Le millésime est l’année de naissance du vin. Cette mention n’est pas obligatoire, sauf dans quelques cas particuliers (champagne millésimé, alsace grand cru, etc.), mais elle figure généralement sur l’étiquetage des bouteilles. Lorsque le millésime n’est pas indiqué, il s’agit généralement d’un vin provenant d’un assemblage de plusieurs années.

Millésimes et conservation

Dans les grands millésimes, les vins possèdent généralement une bonne, voire une excellente aptitude au vieillissement. Alors que les vins de millésimes réputés moyens ou petits doivent se boire plus rapidement.
Si la quantité se joue au moment de la floraison de la vigne, la qualité d’un millésime est surtout tributaire du temps au cours de la période allant de début août aux vendanges.
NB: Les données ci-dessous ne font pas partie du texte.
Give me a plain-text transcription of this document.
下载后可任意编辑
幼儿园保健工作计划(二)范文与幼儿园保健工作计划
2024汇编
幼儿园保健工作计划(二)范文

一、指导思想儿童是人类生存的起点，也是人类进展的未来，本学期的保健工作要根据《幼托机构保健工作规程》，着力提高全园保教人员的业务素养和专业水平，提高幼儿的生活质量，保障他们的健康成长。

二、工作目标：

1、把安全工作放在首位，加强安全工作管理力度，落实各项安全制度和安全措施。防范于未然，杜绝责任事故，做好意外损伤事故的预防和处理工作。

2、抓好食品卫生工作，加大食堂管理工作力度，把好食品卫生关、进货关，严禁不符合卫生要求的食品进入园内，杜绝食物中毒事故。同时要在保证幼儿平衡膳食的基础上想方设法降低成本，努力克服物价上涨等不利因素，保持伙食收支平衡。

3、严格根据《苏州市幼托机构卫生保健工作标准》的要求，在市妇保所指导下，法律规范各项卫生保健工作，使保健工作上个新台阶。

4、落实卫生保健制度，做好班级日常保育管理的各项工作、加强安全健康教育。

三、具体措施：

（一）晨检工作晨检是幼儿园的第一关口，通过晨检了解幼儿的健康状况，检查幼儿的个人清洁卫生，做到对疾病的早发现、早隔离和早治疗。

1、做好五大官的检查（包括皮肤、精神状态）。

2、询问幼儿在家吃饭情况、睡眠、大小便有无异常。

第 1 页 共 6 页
Existe-t-il de mauvais millésimes ?

Avec les progrès de l’œnologie, il n’existe plus de mauvais millésimes, mais ils ne sont pas tous exceptionnels ! Il y a souvent une alternance : très bon, bon, moyen, petit. Évidemment, chacun ne souhaiterait boire que des millésimes exceptionnels. Mais ces années-là, les grands vins sont chers et il faut savoir les attendre (surtout pour les grands vins rouges et certains vins liquoreux). Actuellement, les ‘petits’ millésimes sont trop souvent négligés, alors qu’ils présentent l’avantage d’évoluer rapidement et d’être à des prix abordables. N’est-ce pas une bonne chose pour le restaurateur ? Il faudrait arriver à faire accepter cette idée au client, et lui expliquer que, si l’on n’attend pas trop, il est possible de se faire plaisir en dehors des grands millésimes.
Il y a incontestablement des différences sensibles d’un millésime à l’autre. Mais la règle d’or est de ne pas généraliser, ce qui arrive trop souvent. Il existe presque toujours d’excellents vins dans des millésimes réputés moyens. De même, il peut y avoir des déceptions dans un grand millésime. N’oublions jamais le facteur humain.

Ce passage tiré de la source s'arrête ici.